Support Questions
Find answers, ask questions, and share your expertise
Announcements
Alert: Welcome to the Unified Cloudera Community. Former HCC members be sure to read and learn how to activate your account here.

Kudu Tablet Server High CPU

SOLVED Go to solution

Kudu Tablet Server High CPU

New Contributor

I have a cluster with 3 tservers.  When running a workload that heavily reads from the cluster, 1 of the 3 tservers is reaching nearly 100% CPU utilization while the other two are less than 10%.  The tablets are equally balanced amongst the 3.  

 

I am thinking that by chance, all my data used in this particular workload happens to reside on the 1 tserver. 

 

thoughts?  How might I diagnose this further?

1 ACCEPTED SOLUTION

Accepted Solutions

Re: Kudu Tablet Server High CPU

Contributor
No, the rebalancer doesn't fix leader skew. It may in a future release. Leaders can cluster onto one tserver when individual tservers are restarted; if you restart the entire cluster all at once you might be able to redistribute leadership more evenly.

You're right that if you're only using one host to initiate reads, the reads will go to the local tserver rather than round-robin across the cluster. The master doesn't directly tell where clients to scan; it just provides them with enough information to make that decision based on their replica selection policy. There's also no way to do round robin (or randomized) replica selection.
5 REPLIES 5

Re: Kudu Tablet Server High CPU

Contributor

Before we get into metrics and other lower-level troubleshooting techniques, let's start with how you're reading.

 

What are you using to read? If it's the raw Kudu API, are you using the LEADER_ONLY replica selection policy? If so, and if your three node cluster is heavily skewed so that the majority of leader replicas are on one node, it's possible for that node to be servicing the majority of your scans.

 

Re: Kudu Tablet Server High CPU

New Contributor
Yes, we are using the API via the Kudu client java libs. I don’t see the code passing a replica selection policy when we create a scanner object so it is the default which I believe must be Leader.

How can I find the balance of the leader replica’s amongst the nodes?

Re: Kudu Tablet Server High CPU

Contributor
I don't believe there's a way to do that as yet. You can run the manual rebalancer in report-only mode ('kudu cluster rebalance --report_only') and see what it says.

If you don't need the stronger consistency guarantees of LEADER_ONLY, change your replica selection policy to CLOSEST_REPLICA, and that should ensure a more even distribution of reads provided your scan requests are evenly originated amongst the cluster's nodes.

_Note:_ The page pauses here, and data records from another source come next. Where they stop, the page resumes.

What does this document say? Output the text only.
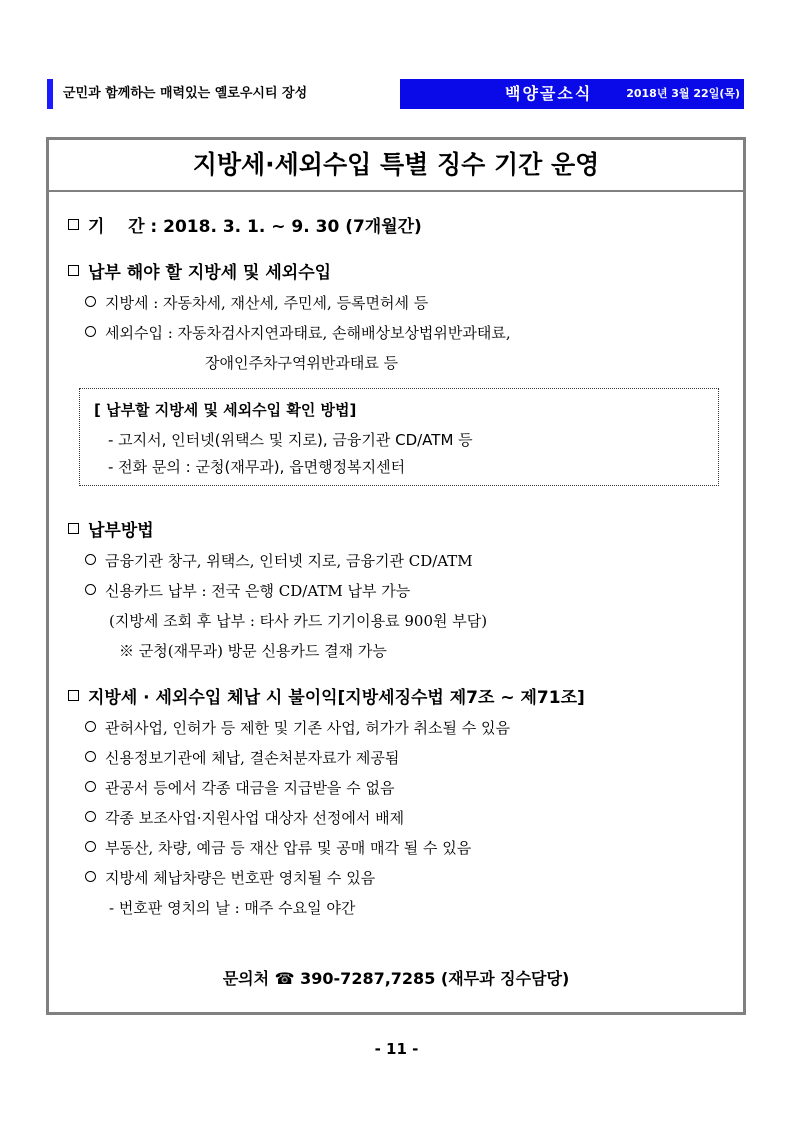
군민과 함께하는 매력있는 옐로우시티 장성	백양골소식	2018년 3월 22일(목)
지방세·세외수입 특별 징수 기간 운영
기    간 : 2018. 3. 1. ~ 9. 30 (7개월간)
납부 해야 할 지방세 및 세외수입
지방세 : 자동차세, 재산세, 주민세, 등록면허세 등
세외수입 : 자동차검사지연과태료, 손해배상보상법위반과태료,
장애인주차구역위반과태료 등
[ 납부할 지방세 및 세외수입 확인 방법]
- 고지서, 인터넷(위택스 및 지로), 금융기관 CD/ATM 등
- 전화 문의 : 군청(재무과), 읍면행정복지센터
납부방법
금융기관 창구, 위택스, 인터넷 지로, 금융기관 CD/ATM
신용카드 납부 : 전국 은행 CD/ATM 납부 가능
(지방세 조회 후 납부 : 타사 카드 기기이용료 900원 부담)
※ 군청(재무과) 방문 신용카드 결재 가능
지방세 · 세외수입 체납 시 불이익[지방세징수법 제7조 ~ 제71조]
관허사업, 인허가 등 제한 및 기존 사업, 허가가 취소될 수 있음
신용정보기관에 체납, 결손처분자료가 제공됨
관공서 등에서 각종 대금을 지급받을 수 없음
각종 보조사업·지원사업 대상자 선정에서 배제
부동산, 차량, 예금 등 재산 압류 및 공매 매각 될 수 있음
지방세 체납차량은 번호판 영치될 수 있음
- 번호판 영치의 날 : 매주 수요일 야간
문의처 ☎ 390-7287,7285 (재무과 징수담당)
- 11 -
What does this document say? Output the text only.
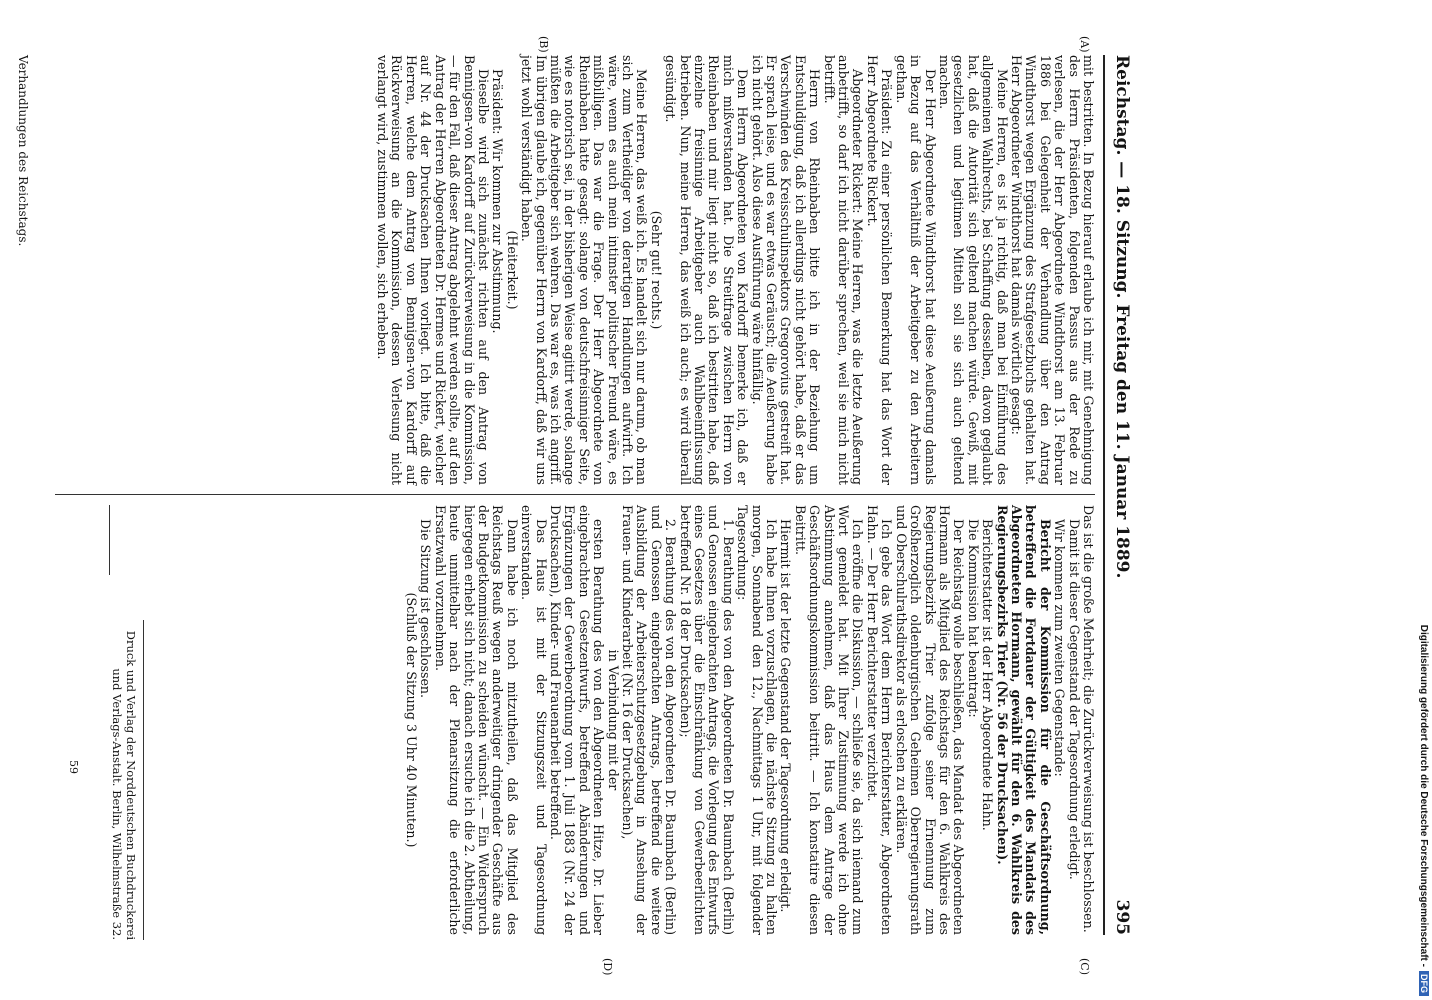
Reichstag. — 18. Sitzung. Freitag den 11. Januar 1889.
395
(A)
(B)
(C)
(D)

mit bestritten. In Bezug hierauf erlaube ich mir, mit Genehmigung des Herrn Präsidenten, folgenden Passus aus der Rede zu verlesen, die der Herr Abgeordnete Windthorst am 13. Februar 1886 bei Gelegenheit der Verhandlung über den Antrag Windthorst wegen Ergänzung des Strafgesetzbuchs gehalten hat. Herr Abgeordneter Windthorst hat damals wörtlich gesagt:

Meine Herren, es ist ja richtig, daß man bei Einführung des allgemeinen Wahlrechts, bei Schaffung desselben, davon geglaubt hat, daß die Autorität sich geltend machen würde. Gewiß, mit gesetzlichen und legitimen Mitteln soll sie sich auch geltend machen.

Der Herr Abgeordnete Windthorst hat diese Aeußerung damals in Bezug auf das Verhältniß der Arbeitgeber zu den Arbeitern gethan.

Präsident: Zu einer persönlichen Bemerkung hat das Wort der Herr Abgeordnete Rickert.

Abgeordneter Rickert: Meine Herren, was die letzte Aeußerung anbetrifft, so darf ich nicht darüber sprechen, weil sie mich nicht betrifft.

Herrn von Rheinbaben bitte ich in der Beziehung um Entschuldigung, daß ich allerdings nicht gehört habe, daß er das Verschwinden des Kreisschulinspektors Gregorovius gestreift hat. Er sprach leise, und es war etwas Geräusch; die Aeußerung habe ich nicht gehört. Also diese Ausführung wäre hinfällig.

Dem Herrn Abgeordneten von Kardorff bemerke ich, daß er mich mißverstanden hat. Die Streitfrage zwischen Herrn von Rheinbaben und mir liegt nicht so, daß ich bestritten habe, daß einzelne freisinnige Arbeitgeber auch Wahlbeeinflussung betrieben. Nun, meine Herren, das weiß ich auch; es wird überall gesündigt.

(Sehr gut! rechts.)

Meine Herren, das weiß ich. Es handelt sich nur darum, ob man sich zum Vertheidiger von derartigen Handlungen aufwirft. Ich wäre, wenn es auch mein intimster politischer Freund wäre, es mißbilligen. Das war die Frage. Der Herr Abgeordnete von Rheinbaben hatte gesagt: solange von deutschfreisinniger Seite, wie es notorisch sei, in der bisherigen Weise agitirt werde, solange müßten die Arbeitgeber sich wehren. Das war es, was ich angriff. Im übrigen glaube ich, gegenüber Herrn von Kardorff, daß wir uns jetzt wohl verständigt haben.

(Heiterkeit.)

Präsident: Wir kommen zur Abstimmung.

Dieselbe wird sich zunächst richten auf den Antrag von Bennigsen-von Kardorff auf Zurückverweisung in die Kommission, — für den Fall, daß dieser Antrag abgelehnt werden sollte, auf den Antrag der Herren Abgeordneten Dr. Hermes und Rickert, welcher auf Nr. 44 der Drucksachen Ihnen vorliegt. Ich bitte, daß die Herren, welche dem Antrag von Bennigsen-von Kardorff auf Rückverweisung an die Kommission, dessen Verlesung nicht verlangt wird, zustimmen wollen, sich erheben.

Das ist die große Mehrheit; die Zurückverweisung ist beschlossen.

Damit ist dieser Gegenstand der Tagesordnung erledigt.

Wir kommen zum zweiten Gegenstande:

Bericht der Kommission für die Geschäftsordnung, betreffend die Fortdauer der Gültigkeit des Mandats des Abgeordneten Hormann, gewählt für den 6. Wahlkreis des Regierungsbezirks Trier (Nr. 56 der Drucksachen).

Berichterstatter ist der Herr Abgeordnete Hahn.

Die Kommission hat beantragt:

Der Reichstag wolle beschließen, das Mandat des Abgeordneten Hormann als Mitglied des Reichstags für den 6. Wahlkreis des Regierungsbezirks Trier zufolge seiner Ernennung zum Großherzoglich oldenburgischen Geheimen Oberregierungsrath und Oberschulrathsdirektor als erloschen zu erklären.

Ich gebe das Wort dem Herrn Berichterstatter, Abgeordneten Hahn. — Der Herr Berichterstatter verzichtet.

Ich eröffne die Diskussion, — schließe sie, da sich niemand zum Wort gemeldet hat. Mit Ihrer Zustimmung werde ich ohne Abstimmung annehmen, daß das Haus dem Antrage der Geschäftsordnungskommission beitritt. — Ich konstatire diesen Beitritt.

Hiermit ist der letzte Gegenstand der Tagesordnung erledigt.

Ich habe Ihnen vorzuschlagen, die nächste Sitzung zu halten morgen, Sonnabend den 12., Nachmittags 1 Uhr, mit folgender Tagesordnung:

1. Berathung des von den Abgeordneten Dr. Baumbach (Berlin) und Genossen eingebrachten Antrags, die Vorlegung des Entwurfs eines Gesetzes über die Einschränkung von Gewerbeerlichten betreffend Nr. 18 der Drucksachen);

2. Berathung des von den Abgeordneten Dr. Baumbach (Berlin) und Genossen eingebrachten Antrags, betreffend die weitere Ausbildung der Arbeiterschutzgesetzgebung in Ansehung der Frauen- und Kinderarbeit (Nr. 16 der Drucksachen),

in Verbindung mit der

ersten Berathung des von den Abgeordneten Hitze, Dr. Lieber eingebrachten Gesetzentwurfs, betreffend Abänderungen und Ergänzungen der Gewerbeordnung vom 1. Juli 1883 (Nr. 24 der Drucksachen), Kinder- und Frauenarbeit betreffend.

Das Haus ist mit der Sitzungszeit und Tagesordnung einverstanden.

Dann habe ich noch mitzutheilen, daß das Mitglied des Reichstags Reuß wegen anderweitiger dringender Geschäfte aus der Budgetkommission zu scheiden wünscht. — Ein Widerspruch hiergegen erhebt sich nicht; danach ersuche ich die 2. Abtheilung, heute unmittelbar nach der Plenarsitzung die erforderliche Ersatzwahl vorzunehmen.

Die Sitzung ist geschlossen.

(Schluß der Sitzung 3 Uhr 40 Minuten.)

Verhandlungen des Reichstags.
Druck und Verlag der Norddeutschen Buchdruckerei und Verlags-Anstalt. Berlin, Wilhelmstraße 32.
59	Digitalisierung gefördert durch die Deutsche Forschungsgemeinschaft -DFG
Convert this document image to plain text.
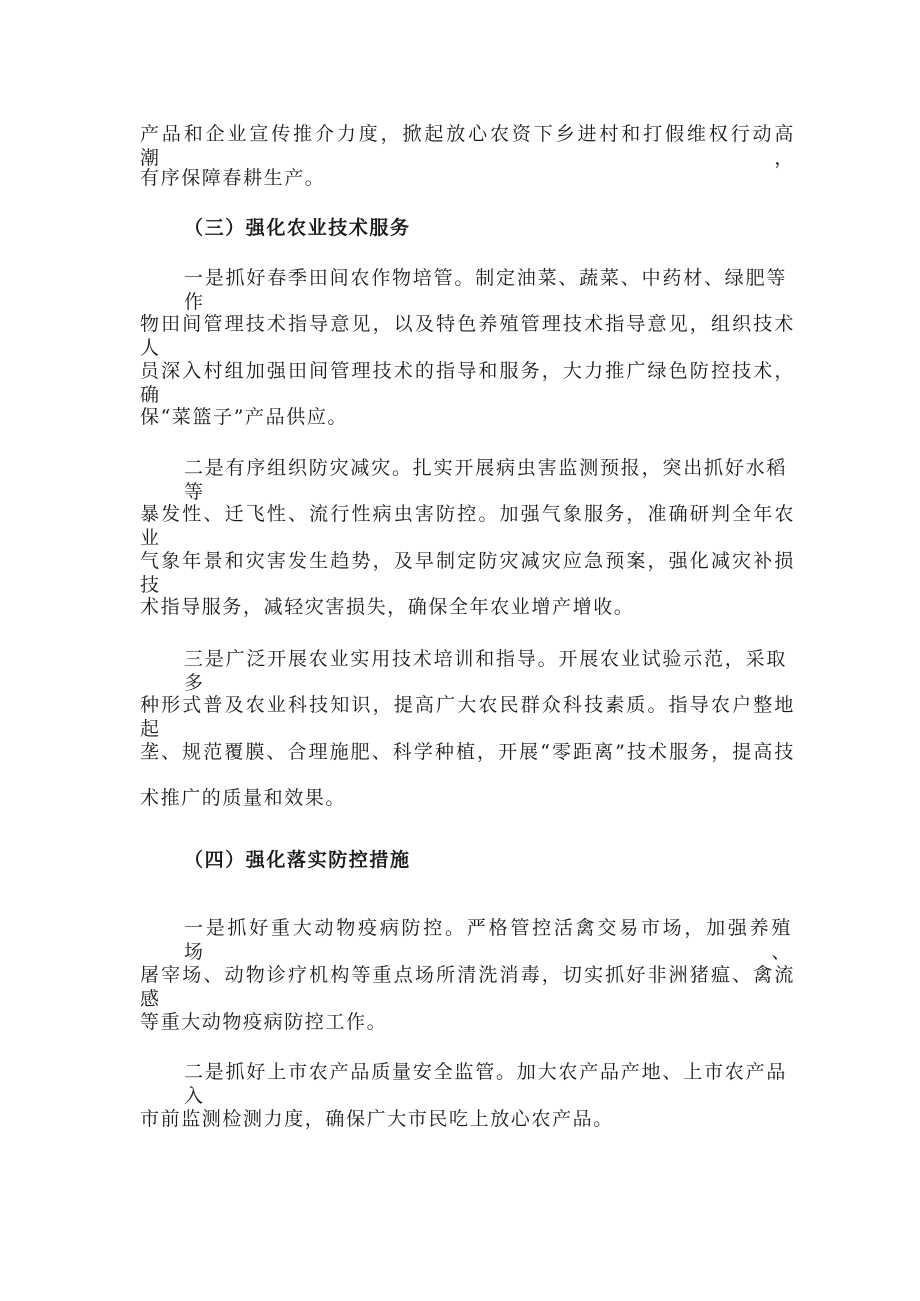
产品和企业宣传推介力度，掀起放心农资下乡进村和打假维权行动高潮，

有序保障春耕生产。

（三）强化农业技术服务

一是抓好春季田间农作物培管。制定油菜、蔬菜、中药材、绿肥等作

物田间管理技术指导意见，以及特色养殖管理技术指导意见，组织技术人

员深入村组加强田间管理技术的指导和服务，大力推广绿色防控技术，确

保“菜篮子”产品供应。

二是有序组织防灾减灾。扎实开展病虫害监测预报，突出抓好水稻等

暴发性、迁飞性、流行性病虫害防控。加强气象服务，准确研判全年农业

气象年景和灾害发生趋势，及早制定防灾减灾应急预案，强化减灾补损技

术指导服务，减轻灾害损失，确保全年农业增产增收。

三是广泛开展农业实用技术培训和指导。开展农业试验示范，采取多

种形式普及农业科技知识，提高广大农民群众科技素质。指导农户整地起

垄、规范覆膜、合理施肥、科学种植，开展“零距离”技术服务，提高技

术推广的质量和效果。

（四）强化落实防控措施

一是抓好重大动物疫病防控。严格管控活禽交易市场，加强养殖场、

屠宰场、动物诊疗机构等重点场所清洗消毒，切实抓好非洲猪瘟、禽流感

等重大动物疫病防控工作。

二是抓好上市农产品质量安全监管。加大农产品产地、上市农产品入

市前监测检测力度，确保广大市民吃上放心农产品。
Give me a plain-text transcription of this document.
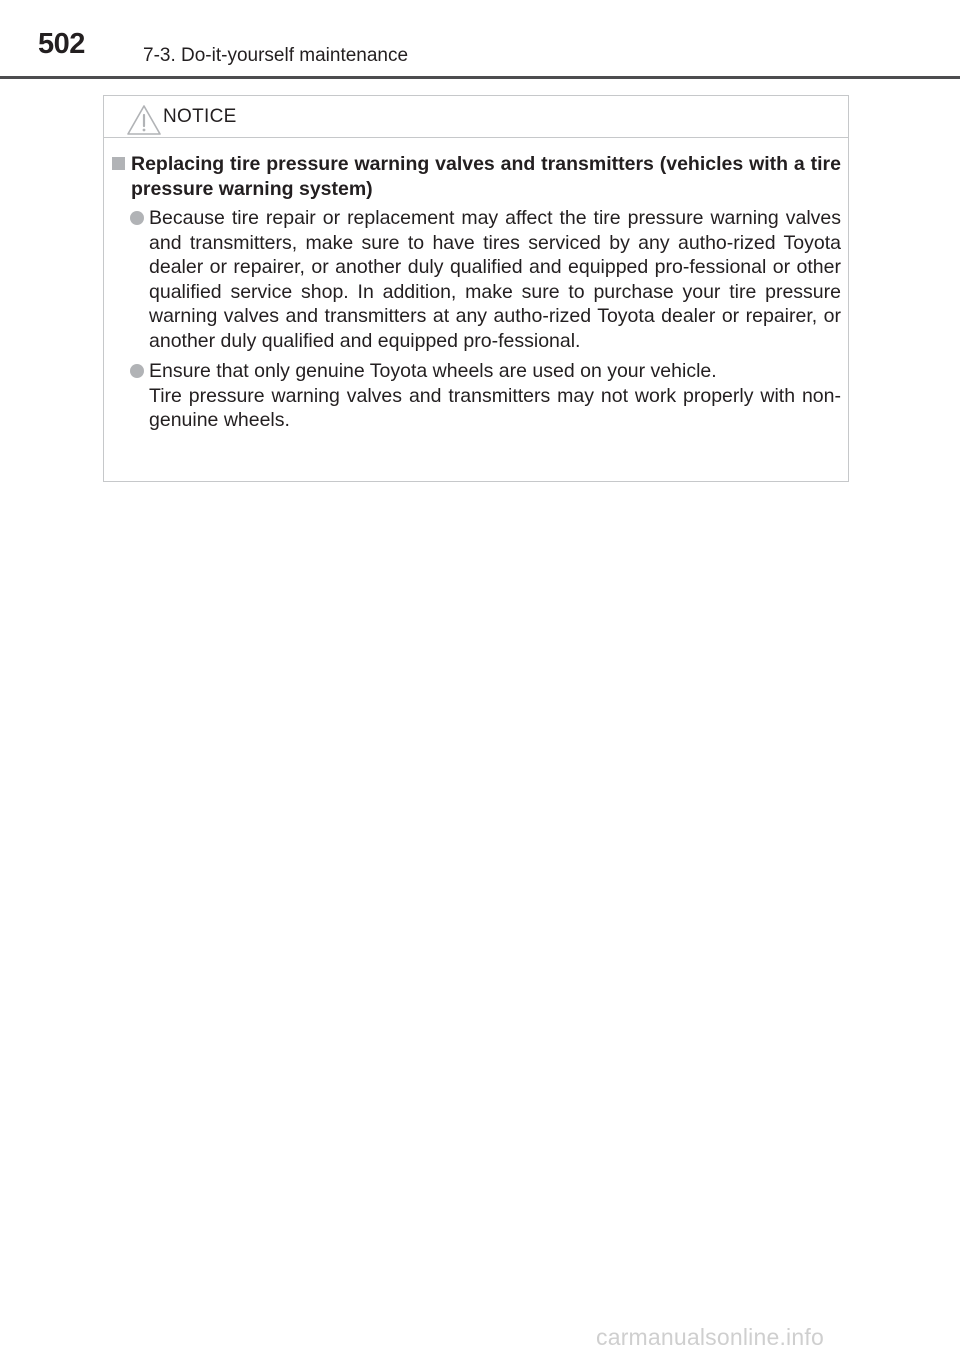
502	7-3. Do-it-yourself maintenance
NOTICE
Replacing tire pressure warning valves and transmitters (vehicles with a tire pressure warning system)

Because tire repair or replacement may affect the tire pressure warning valves and transmitters, make sure to have tires serviced by any autho-rized Toyota dealer or repairer, or another duly qualified and equipped pro-fessional or other qualified service shop. In addition, make sure to purchase your tire pressure warning valves and transmitters at any autho-rized Toyota dealer or repairer, or another duly qualified and equipped pro-fessional.

Ensure that only genuine Toyota wheels are used on your vehicle.

Tire pressure warning valves and transmitters may not work properly with non-genuine wheels.

carmanualsonline.info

Re: Kudu Tablet Server High CPU

New Contributor

Will the rebalancer distribute the leaders evenly amongst the cluster.  It is not clear from the docs, seems it only balances the replica's which should result in leaders also being balanced as well?

Let’s say “I only have 1 host reading from the cluster and I select closest_replica. Won’t I end up in the same situation? How does the master distribute load? IP address hash? Can I change this to RR or this something controlled from the client side?

For others reading this post, I was able to identify the leader tablet distribution without using the rebalance tool. I am on an older Kudu that does not provide the tool.

I was able to copy and paste the live tablet info from the UI of the t-servers into excel and found that 95% of the of leaders are on the first t-server.

Thanks

Re: Kudu Tablet Server High CPU

Contributor
No, the rebalancer doesn't fix leader skew. It may in a future release. Leaders can cluster onto one tserver when individual tservers are restarted; if you restart the entire cluster all at once you might be able to redistribute leadership more evenly.

You're right that if you're only using one host to initiate reads, the reads will go to the local tserver rather than round-robin across the cluster. The master doesn't directly tell where clients to scan; it just provides them with enough information to make that decision based on their replica selection policy. There's also no way to do round robin (or randomized) replica selection.